I attended the recent superintendent’s forum at Canyon Crest Academy, and I think those sorts of opportunities for the district to communicate directly with parents are invaluable.

But I feel it is not necessary to characterize the school choice issue as either we have choice or we have boundaries. That limited, two-sided view is polarizing the situation and now requires a facilitator to solve. You can have both.

Students who are in the Torrey Pines boundary area, for example, can still choose to attend whatever school in the district they want. If there is no room at the school they choose, then their default is to attend the school closest to them, which is Torrey Pines.  That is all that the parents who live near San Dieguito Academy are asking for. If they don’t get into their first-choice school, let their default school be the one closest to them. If the district draws boundaries, it does not mean that every student must go to their boundary school. It does not mean the lottery or choice process has to stop.

That would be sad if it were the case, because our district prides itself on the unique school environments available to their students. I have three kids and I could very easily see them attending three different schools.

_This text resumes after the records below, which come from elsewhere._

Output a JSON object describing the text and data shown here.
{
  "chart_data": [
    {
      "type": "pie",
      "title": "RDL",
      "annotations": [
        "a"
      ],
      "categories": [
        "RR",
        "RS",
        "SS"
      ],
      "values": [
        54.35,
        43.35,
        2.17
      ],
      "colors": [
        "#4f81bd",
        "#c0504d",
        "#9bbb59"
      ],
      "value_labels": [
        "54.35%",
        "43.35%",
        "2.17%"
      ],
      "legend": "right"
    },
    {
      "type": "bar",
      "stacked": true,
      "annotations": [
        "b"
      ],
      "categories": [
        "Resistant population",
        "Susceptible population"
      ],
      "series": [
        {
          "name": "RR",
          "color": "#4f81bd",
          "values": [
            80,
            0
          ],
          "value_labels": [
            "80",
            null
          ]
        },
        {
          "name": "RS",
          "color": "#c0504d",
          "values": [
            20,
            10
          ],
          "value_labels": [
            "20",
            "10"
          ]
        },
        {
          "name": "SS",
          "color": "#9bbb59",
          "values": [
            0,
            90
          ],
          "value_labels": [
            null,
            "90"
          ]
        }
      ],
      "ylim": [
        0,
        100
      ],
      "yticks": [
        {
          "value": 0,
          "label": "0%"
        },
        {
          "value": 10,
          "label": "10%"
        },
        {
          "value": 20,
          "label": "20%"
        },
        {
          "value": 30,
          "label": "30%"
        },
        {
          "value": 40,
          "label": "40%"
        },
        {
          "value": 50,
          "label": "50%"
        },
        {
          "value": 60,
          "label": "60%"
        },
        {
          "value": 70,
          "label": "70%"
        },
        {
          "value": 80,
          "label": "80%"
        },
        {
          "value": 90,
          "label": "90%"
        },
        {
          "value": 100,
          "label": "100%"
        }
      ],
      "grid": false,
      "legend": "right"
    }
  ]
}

The district can draw boundaries and then proceed with the system as it is now. Keep the lottery in place and use the inter-district transfer process (as is done with the middle schools) to allow students to choose their schools. Only on the rare occasions (according to the district’s own statistics) when demand exceeds capacity will geography come into play, allowing priority for those students within the boundary of the school to attend first, and then admitting others if there is room.

I look forward to the task force examination of the issue. I believe there is a solution that will preserve the character of the district and offer true choice.